The results were striking. If rideshare access boosted completion from 35% to 70%, the number of colorectal cancer cases dropped by about 26% for people starting screening at age 45. For the same group, colorectal cancer–related deaths dropped by about 33%. These numbers are huge when you think about what they actually represent, thousands of people finding and removing precancerous growths early or catching cancer at a more treatable stage.
And here’s the part that might surprise you: even when the rideshare cost was set at $100 per ride, the program still saved money overall. The model showed savings of more than $330,000 per 1,000 people screened. This happened because preventing cancer, or catching it early, costs far less than treating advanced disease. It’s a simple idea with profound financial and human impacts.
You can see this clearly in the charts in the study. For example, the graphs show sharp declines in colorectal cancer cases and deaths as colonoscopy adherence increases. The trend is the same across all age groups, though the biggest benefits show up when screening starts earlier.
The model also explored just how high the ride cost could be before the program stopped saving money. For 45-year-olds, rides could cost up to $498 each and it would still be cost-saving.

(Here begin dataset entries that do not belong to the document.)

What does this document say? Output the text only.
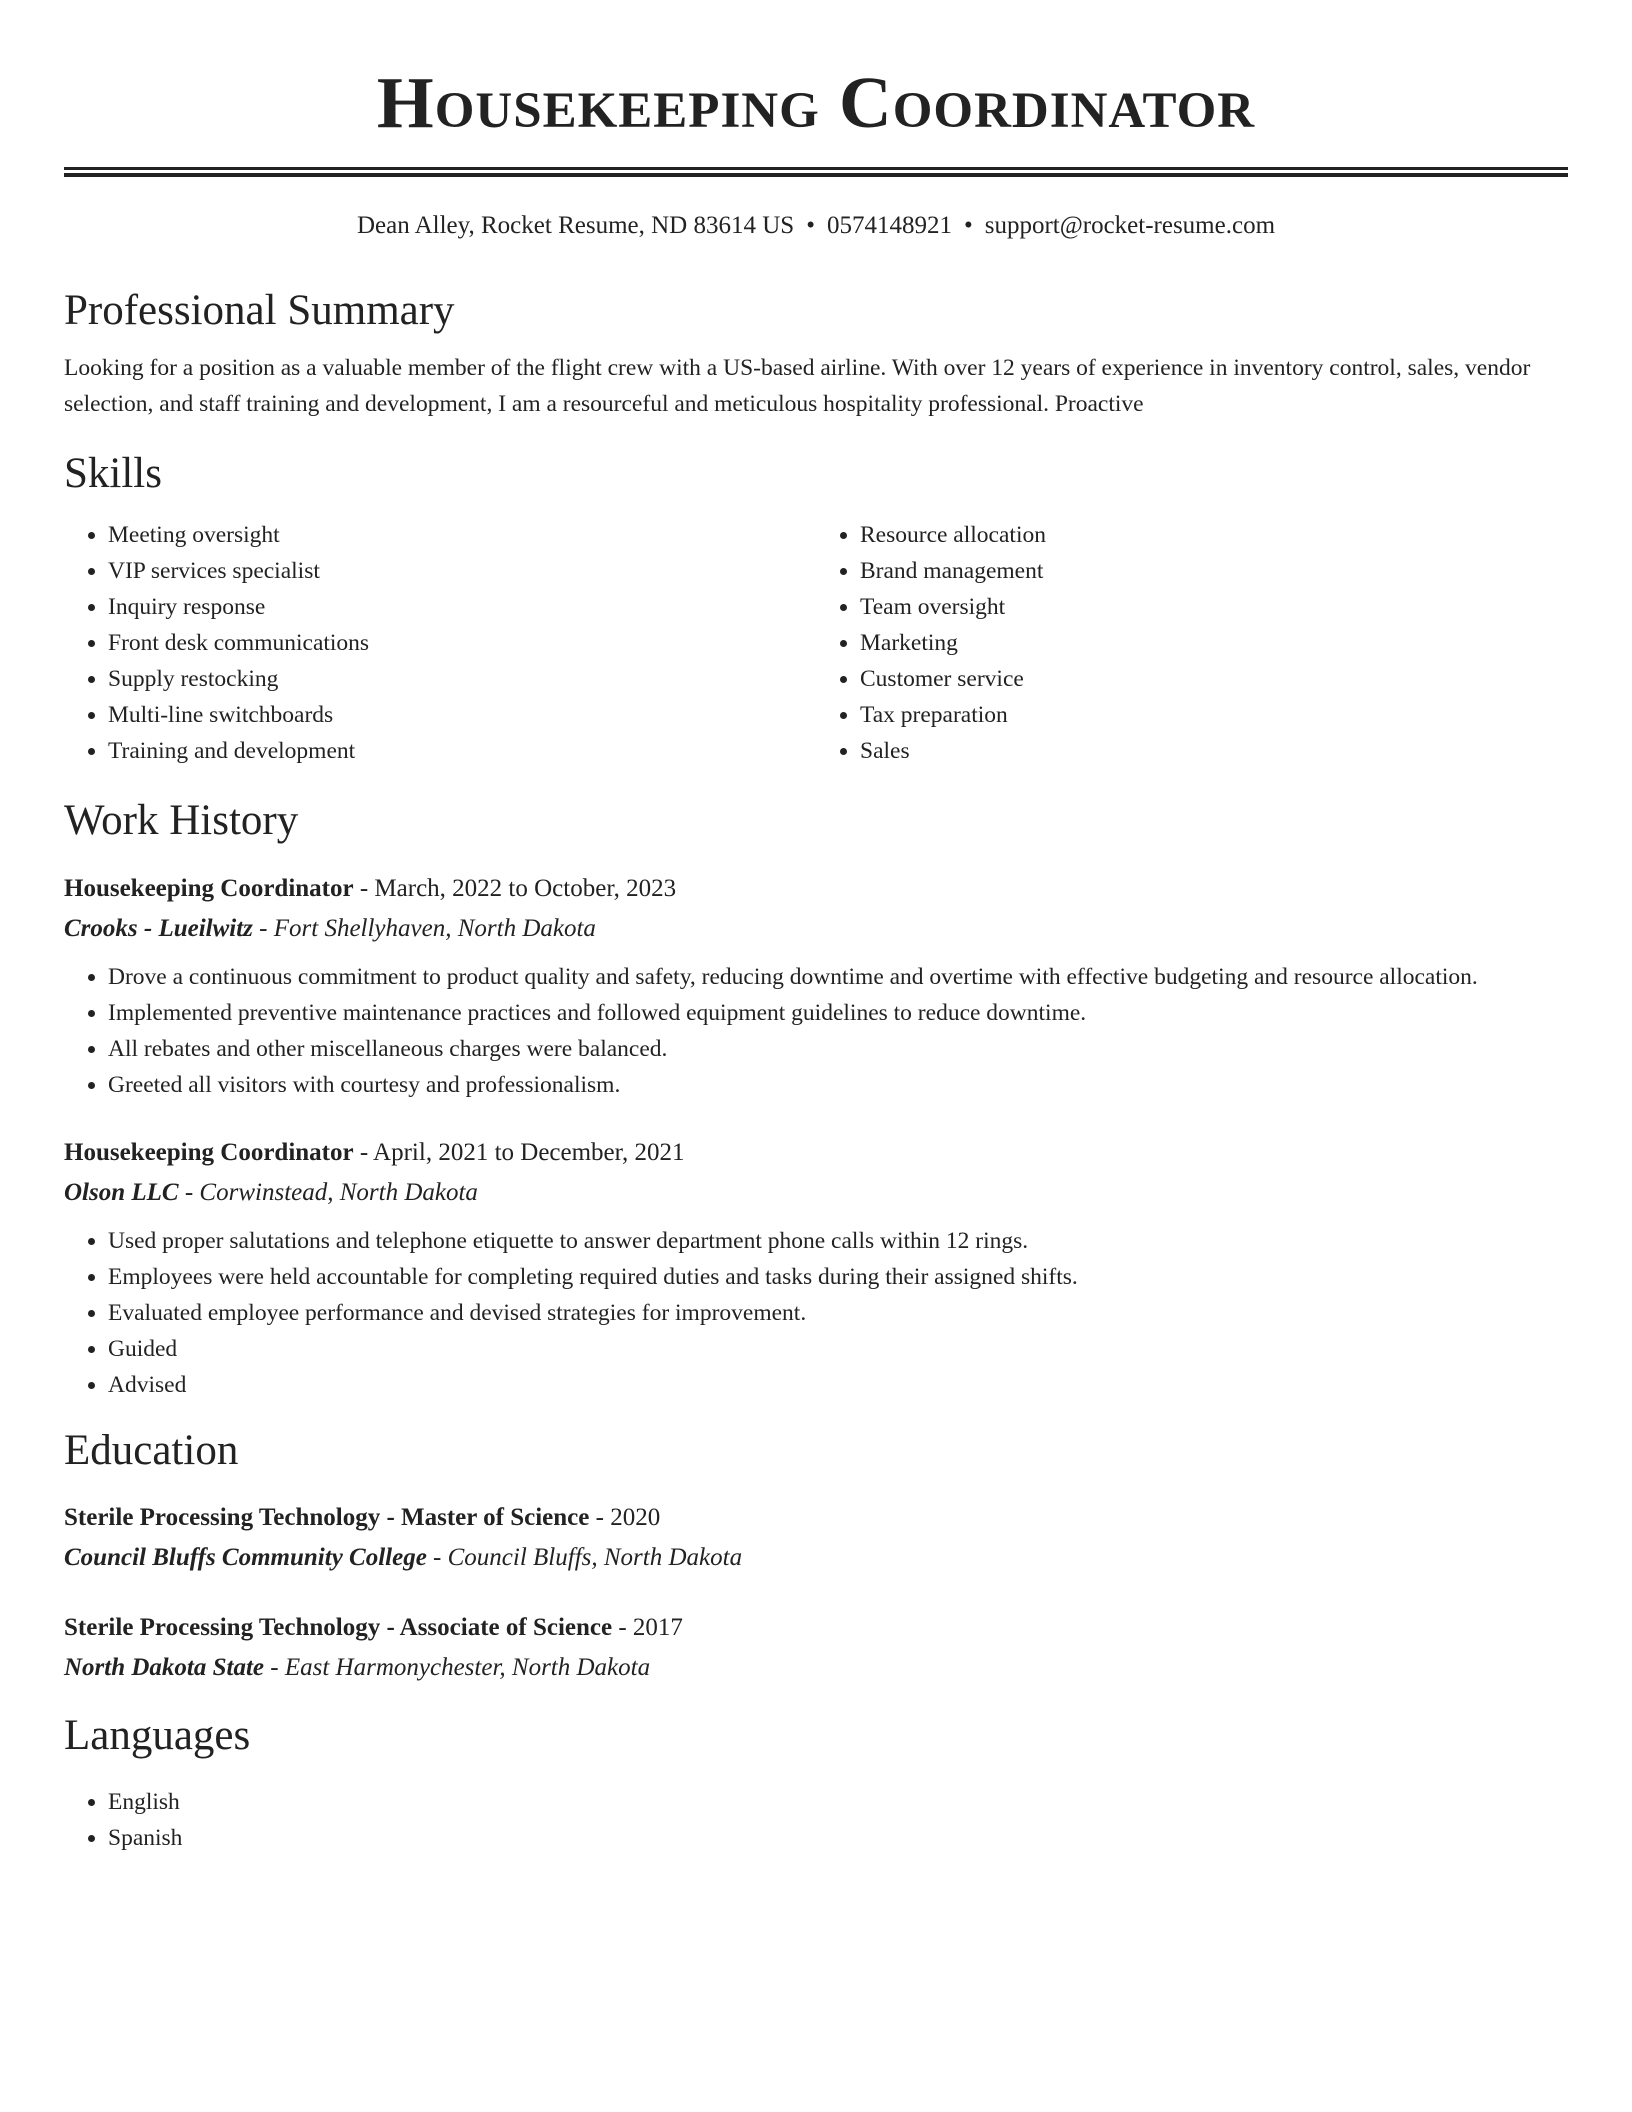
Housekeeping Coordinator
Dean Alley, Rocket Resume, ND 83614 US • 0574148921 • support@rocket-resume.com
Professional Summary

Looking for a position as a valuable member of the flight crew with a US-based airline. With over 12 years of experience in inventory control, sales, vendor selection, and staff training and development, I am a resourceful and meticulous hospitality professional. Proactive

Skills
• Meeting oversight
• VIP services specialist
• Inquiry response
• Front desk communications
• Supply restocking
• Multi-line switchboards
• Training and development
• Resource allocation
• Brand management
• Team oversight
• Marketing
• Customer service
• Tax preparation
• Sales
Work History
Housekeeping Coordinator - March, 2022 to October, 2023
Crooks - Lueilwitz - Fort Shellyhaven, North Dakota
• Drove a continuous commitment to product quality and safety, reducing downtime and overtime with effective budgeting and resource allocation.
• Implemented preventive maintenance practices and followed equipment guidelines to reduce downtime.
• All rebates and other miscellaneous charges were balanced.
• Greeted all visitors with courtesy and professionalism.
Housekeeping Coordinator - April, 2021 to December, 2021
Olson LLC - Corwinstead, North Dakota
• Used proper salutations and telephone etiquette to answer department phone calls within 12 rings.
• Employees were held accountable for completing required duties and tasks during their assigned shifts.
• Evaluated employee performance and devised strategies for improvement.
• Guided
• Advised
Education
Sterile Processing Technology - Master of Science - 2020
Council Bluffs Community College - Council Bluffs, North Dakota
Sterile Processing Technology - Associate of Science - 2017
North Dakota State - East Harmonychester, North Dakota
Languages
• English
• Spanish
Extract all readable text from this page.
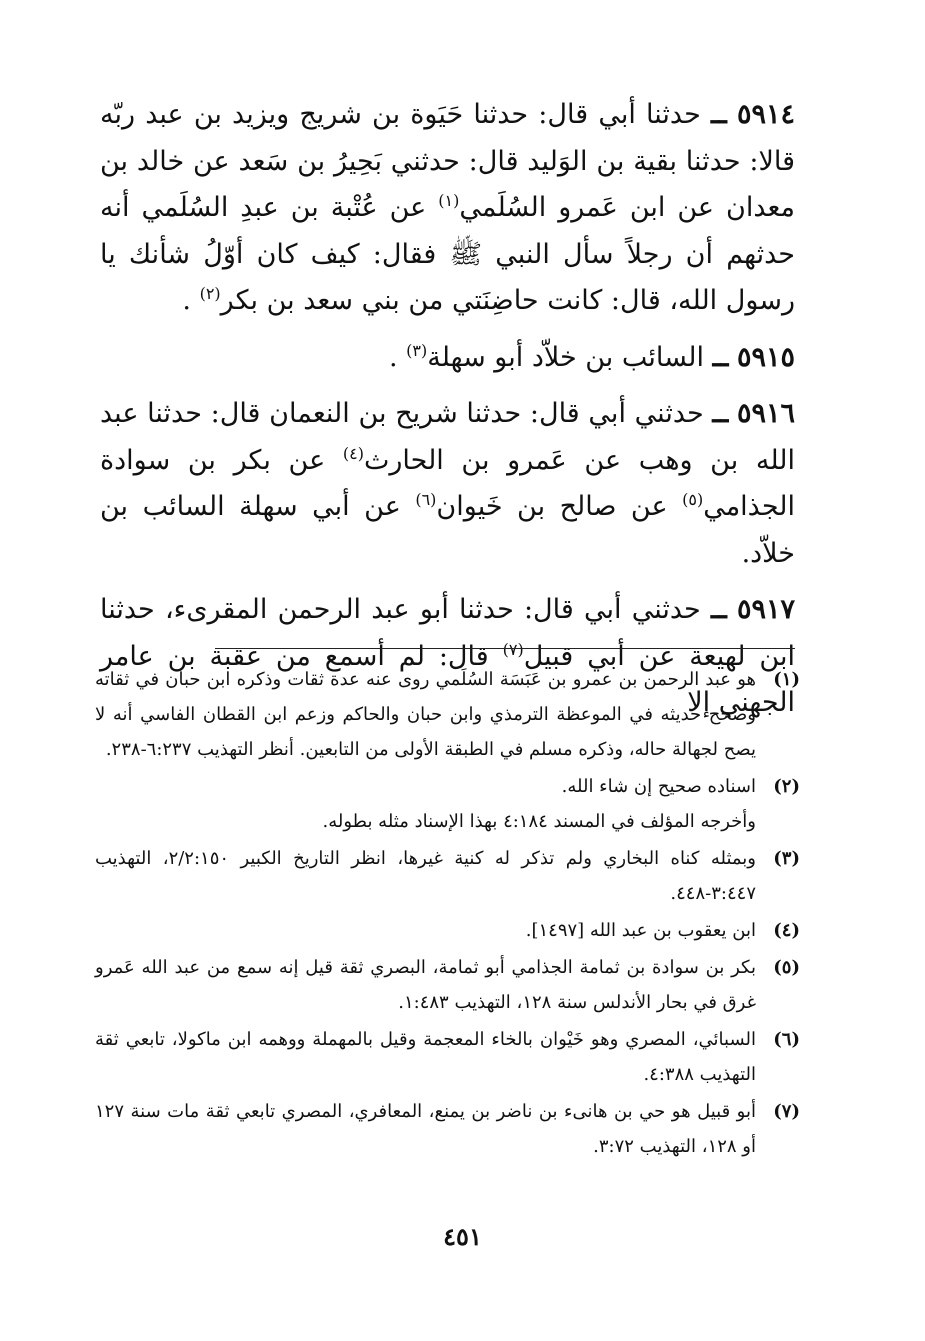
٥٩١٤ ــ حدثنا أبي قال: حدثنا حَيَوة بن شريج ويزيد بن عبد ربّه قالا: حدثنا بقية بن الوَليد قال: حدثني بَحِيرُ بن سَعد عن خالد بن معدان عن ابن عَمرو السُلَمي$^{(١)}$ عن عُتْبة بن عبدِ السُلَمي أنه حدثهم أن رجلاً سأل النبي ﷺ فقال: كيف كان أوّلُ شأنك يا رسول الله، قال: كانت حاضِنَتي من بني سعد بن بكر$^{(٢)}$ .

٥٩١٥ ــ السائب بن خلاّد أبو سهلة$^{(٣)}$ .

٥٩١٦ ــ حدثني أبي قال: حدثنا شريح بن النعمان قال: حدثنا عبد الله بن وهب عن عَمرو بن الحارث$^{(٤)}$ عن بكر بن سوادة الجذامي$^{(٥)}$ عن صالح بن خَيوان$^{(٦)}$ عن أبي سهلة السائب بن خلاّد.

٥٩١٧ ــ حدثني أبي قال: حدثنا أبو عبد الرحمن المقرىء، حدثنا ابن لهيعة عن أبي قبيل$^{(٧)}$ قال: لم أسمع من عقبة بن عامر الجهني إلا

(١)
هو عبد الرحمن بن عمرو بن عَبَسَة السُلَمي روى عنه عدة ثقات وذكره ابن حبان في ثقاته وصحح حديثه في الموعظة الترمذي وابن حبان والحاكم وزعم ابن القطان الفاسي أنه لا يصح لجهالة حاله، وذكره مسلم في الطبقة الأولى من التابعين. أنظر التهذيب ٦:٢٣٧-٢٣٨.
(٢)
اسناده صحيح إن شاء الله.
وأخرجه المؤلف في المسند ٤:١٨٤ بهذا الإسناد مثله بطوله.
(٣)
وبمثله كناه البخاري ولم تذكر له كنية غيرها، انظر التاريخ الكبير ٢/٢:١٥٠، التهذيب ٣:٤٤٧-٤٤٨.
(٤)
ابن يعقوب بن عبد الله [١٤٩٧].
(٥)
بكر بن سوادة بن ثمامة الجذامي أبو ثمامة، البصري ثقة قيل إنه سمع من عبد الله عَمرو غرق في بحار الأندلس سنة ١٢٨، التهذيب ١:٤٨٣.
(٦)
السبائي، المصري وهو خَيْوان بالخاء المعجمة وقيل بالمهملة ووهمه ابن ماكولا، تابعي ثقة التهذيب ٤:٣٨٨.
(٧)
أبو قبيل هو حي بن هانىء بن ناضر بن يمنع، المعافري، المصري تابعي ثقة مات سنة ١٢٧ أو ١٢٨، التهذيب ٣:٧٢.
٤٥١
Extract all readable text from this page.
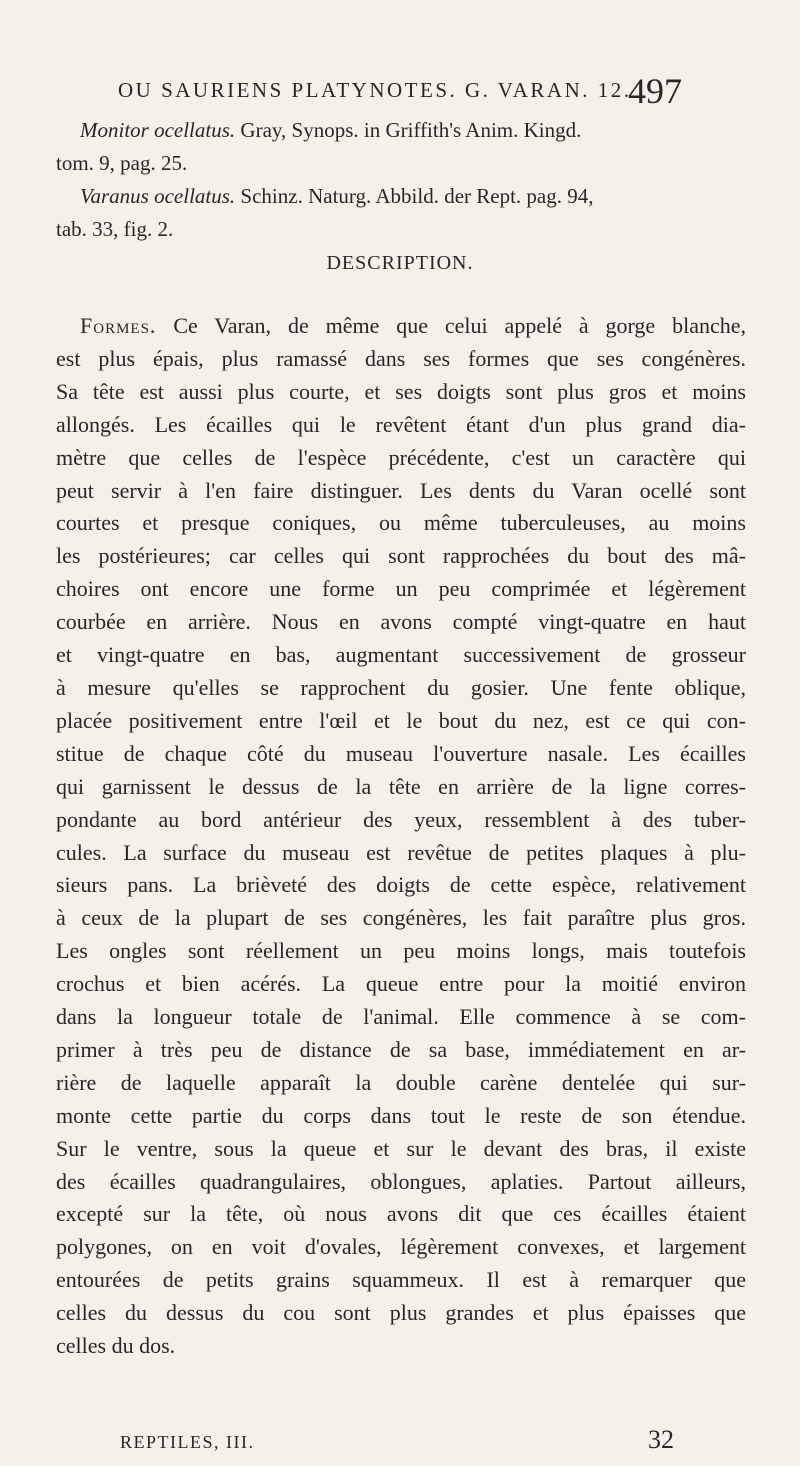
OU SAURIENS PLATYNOTES. G. VARAN. 12.
497
Monitor ocellatus. Gray, Synops. in Griffith's Anim. Kingd.
tom. 9, pag. 25.
Varanus ocellatus. Schinz. Naturg. Abbild. der Rept. pag. 94,
tab. 33, fig. 2.
DESCRIPTION.
Formes. Ce Varan, de même que celui appelé à gorge blanche,
est plus épais, plus ramassé dans ses formes que ses congénères.
Sa tête est aussi plus courte, et ses doigts sont plus gros et moins
allongés. Les écailles qui le revêtent étant d'un plus grand dia-
mètre que celles de l'espèce précédente, c'est un caractère qui
peut servir à l'en faire distinguer. Les dents du Varan ocellé sont
courtes et presque coniques, ou même tuberculeuses, au moins
les postérieures; car celles qui sont rapprochées du bout des mâ-
choires ont encore une forme un peu comprimée et légèrement
courbée en arrière. Nous en avons compté vingt-quatre en haut
et vingt-quatre en bas, augmentant successivement de grosseur
à mesure qu'elles se rapprochent du gosier. Une fente oblique,
placée positivement entre l'œil et le bout du nez, est ce qui con-
stitue de chaque côté du museau l'ouverture nasale. Les écailles
qui garnissent le dessus de la tête en arrière de la ligne corres-
pondante au bord antérieur des yeux, ressemblent à des tuber-
cules. La surface du museau est revêtue de petites plaques à plu-
sieurs pans. La brièveté des doigts de cette espèce, relativement
à ceux de la plupart de ses congénères, les fait paraître plus gros.
Les ongles sont réellement un peu moins longs, mais toutefois
crochus et bien acérés. La queue entre pour la moitié environ
dans la longueur totale de l'animal. Elle commence à se com-
primer à très peu de distance de sa base, immédiatement en ar-
rière de laquelle apparaît la double carène dentelée qui sur-
monte cette partie du corps dans tout le reste de son étendue.
Sur le ventre, sous la queue et sur le devant des bras, il existe
des écailles quadrangulaires, oblongues, aplaties. Partout ailleurs,
excepté sur la tête, où nous avons dit que ces écailles étaient
polygones, on en voit d'ovales, légèrement convexes, et largement
entourées de petits grains squammeux. Il est à remarquer que
celles du dessus du cou sont plus grandes et plus épaisses que
celles du dos.
REPTILES, III.	32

That number is mind-blowing. It shows just how valuable follow-up colonoscopy really is, and how much is lost when people miss it.
There’s also a human side to this that models can’t fully capture. When people skip follow-up care, it’s not because they don’t care about their health. It’s often because the system wasn’t designed with their real lives in mind. Transportation might sound like a small thing, but for many people, especially those juggling jobs, caregiving, or tight budgets, it’s a real barrier. Instead of waiting for some future innovation, this deeply practical research asks: what can we do right now? What if a simple ride could help someone catch cancer early? What if a reasonably priced program could save health systems money and save people from unnecessary suffering?